I don’t recall why a former me decided to leave the stock spur as a short stub. I’m sure it seemed reasonable at the time. Maybe I planned to build a stock pen together with the spur. In any event that part of the layout has been a piece of 12 mm foam core for years.
In preparation for the layout tour, and now that the pasture is finalized, I’ve decided to find a scrap of 1/2” ply and get it ready for track. The marsh at the end of the pasture continues onto this piece of plywood, and beneath the spur into the drainage ditches on either side of the siding and main track. From there it will flow down the bank behind the roundhouse and into the Muskrat River.
I routed out the marsh area, which is going to be filled with bull rushes, as well as a channel beneath the spur itself. The channel is narrow enough to be bridged by a few timbers on wooden piers on either bank.
The stock pens at Pembroke were an overwhelming 80×90 feet, with two ramps.
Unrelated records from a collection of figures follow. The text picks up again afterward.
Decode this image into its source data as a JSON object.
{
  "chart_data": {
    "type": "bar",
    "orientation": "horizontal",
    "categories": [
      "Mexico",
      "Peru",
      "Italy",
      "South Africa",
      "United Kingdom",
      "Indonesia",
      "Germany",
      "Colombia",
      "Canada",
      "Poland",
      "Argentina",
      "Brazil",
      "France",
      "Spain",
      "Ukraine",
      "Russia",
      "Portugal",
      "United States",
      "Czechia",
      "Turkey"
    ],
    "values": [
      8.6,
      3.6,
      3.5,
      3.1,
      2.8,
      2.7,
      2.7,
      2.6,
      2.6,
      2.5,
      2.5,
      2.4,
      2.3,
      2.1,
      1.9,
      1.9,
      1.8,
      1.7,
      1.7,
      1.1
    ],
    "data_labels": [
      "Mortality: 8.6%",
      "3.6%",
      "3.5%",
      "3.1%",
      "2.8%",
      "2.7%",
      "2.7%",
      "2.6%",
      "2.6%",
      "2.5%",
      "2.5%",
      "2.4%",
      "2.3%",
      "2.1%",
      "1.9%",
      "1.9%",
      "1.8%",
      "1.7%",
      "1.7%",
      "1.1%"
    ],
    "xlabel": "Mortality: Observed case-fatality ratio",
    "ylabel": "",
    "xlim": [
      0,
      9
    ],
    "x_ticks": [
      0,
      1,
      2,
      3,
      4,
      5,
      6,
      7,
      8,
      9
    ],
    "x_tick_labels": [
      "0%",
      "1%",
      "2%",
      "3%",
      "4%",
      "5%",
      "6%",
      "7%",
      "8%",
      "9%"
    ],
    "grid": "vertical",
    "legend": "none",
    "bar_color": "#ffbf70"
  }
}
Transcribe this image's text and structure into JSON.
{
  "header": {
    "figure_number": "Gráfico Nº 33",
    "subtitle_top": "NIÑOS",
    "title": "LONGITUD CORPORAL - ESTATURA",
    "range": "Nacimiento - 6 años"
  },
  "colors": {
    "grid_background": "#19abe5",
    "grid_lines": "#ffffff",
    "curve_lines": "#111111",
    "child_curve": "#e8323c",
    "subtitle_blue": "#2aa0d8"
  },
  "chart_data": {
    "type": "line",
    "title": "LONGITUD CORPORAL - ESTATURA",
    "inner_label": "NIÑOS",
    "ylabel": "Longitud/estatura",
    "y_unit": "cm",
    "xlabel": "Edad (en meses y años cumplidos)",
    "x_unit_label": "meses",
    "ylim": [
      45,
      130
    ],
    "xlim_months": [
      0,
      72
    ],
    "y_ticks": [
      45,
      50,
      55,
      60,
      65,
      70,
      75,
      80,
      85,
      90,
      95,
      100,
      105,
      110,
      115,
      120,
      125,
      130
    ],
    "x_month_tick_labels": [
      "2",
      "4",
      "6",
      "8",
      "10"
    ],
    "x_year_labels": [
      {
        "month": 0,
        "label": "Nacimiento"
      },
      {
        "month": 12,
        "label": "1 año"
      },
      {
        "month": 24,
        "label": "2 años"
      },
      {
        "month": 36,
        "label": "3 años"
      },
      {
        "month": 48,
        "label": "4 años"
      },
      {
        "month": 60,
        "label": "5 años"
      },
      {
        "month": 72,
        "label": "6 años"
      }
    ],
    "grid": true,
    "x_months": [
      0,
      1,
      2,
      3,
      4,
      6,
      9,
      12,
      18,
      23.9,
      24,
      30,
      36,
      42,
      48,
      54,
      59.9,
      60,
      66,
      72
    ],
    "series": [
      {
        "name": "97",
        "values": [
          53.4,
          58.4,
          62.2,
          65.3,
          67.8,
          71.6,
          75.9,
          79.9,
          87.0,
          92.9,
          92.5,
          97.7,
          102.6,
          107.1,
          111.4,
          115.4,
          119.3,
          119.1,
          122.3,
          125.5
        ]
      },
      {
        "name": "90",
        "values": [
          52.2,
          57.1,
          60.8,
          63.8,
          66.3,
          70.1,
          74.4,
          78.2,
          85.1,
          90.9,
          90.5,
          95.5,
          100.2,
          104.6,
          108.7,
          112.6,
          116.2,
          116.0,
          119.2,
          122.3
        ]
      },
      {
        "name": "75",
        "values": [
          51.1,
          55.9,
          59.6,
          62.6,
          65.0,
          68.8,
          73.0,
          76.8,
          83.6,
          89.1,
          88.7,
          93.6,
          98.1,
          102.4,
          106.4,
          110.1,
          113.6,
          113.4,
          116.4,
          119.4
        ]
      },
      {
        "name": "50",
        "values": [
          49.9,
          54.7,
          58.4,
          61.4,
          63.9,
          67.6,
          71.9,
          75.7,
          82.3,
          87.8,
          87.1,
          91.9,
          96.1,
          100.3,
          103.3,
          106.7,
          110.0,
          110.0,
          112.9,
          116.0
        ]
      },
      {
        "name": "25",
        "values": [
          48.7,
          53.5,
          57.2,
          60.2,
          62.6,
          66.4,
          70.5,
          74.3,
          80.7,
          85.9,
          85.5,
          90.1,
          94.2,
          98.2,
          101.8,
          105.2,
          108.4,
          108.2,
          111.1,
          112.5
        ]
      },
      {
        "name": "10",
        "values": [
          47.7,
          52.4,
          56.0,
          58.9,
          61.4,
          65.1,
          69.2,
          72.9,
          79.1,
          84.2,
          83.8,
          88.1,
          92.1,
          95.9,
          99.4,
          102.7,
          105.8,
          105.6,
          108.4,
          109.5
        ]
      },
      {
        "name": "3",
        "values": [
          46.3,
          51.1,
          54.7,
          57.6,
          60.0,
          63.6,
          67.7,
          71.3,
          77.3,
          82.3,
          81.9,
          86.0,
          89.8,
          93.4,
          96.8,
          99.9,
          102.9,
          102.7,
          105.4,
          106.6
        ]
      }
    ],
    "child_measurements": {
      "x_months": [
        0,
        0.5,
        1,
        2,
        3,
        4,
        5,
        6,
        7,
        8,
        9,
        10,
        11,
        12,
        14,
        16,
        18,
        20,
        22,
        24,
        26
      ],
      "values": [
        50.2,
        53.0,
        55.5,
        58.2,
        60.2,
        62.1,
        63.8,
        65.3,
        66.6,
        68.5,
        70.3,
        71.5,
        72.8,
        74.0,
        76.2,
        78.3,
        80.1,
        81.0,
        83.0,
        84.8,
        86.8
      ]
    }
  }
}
That would extend well into the pasture. So, in my version of Pembroke, they will be replaced with a single ramp, and the fenced area will be grassed like the pasture. Stock shipments would have been relatively rare (indeed, one historian believes they were unlikely, even though the very first loads shipped from Pembroke were cattle), and a farmer might have waited until the cars were in place before driving their animals to the pen.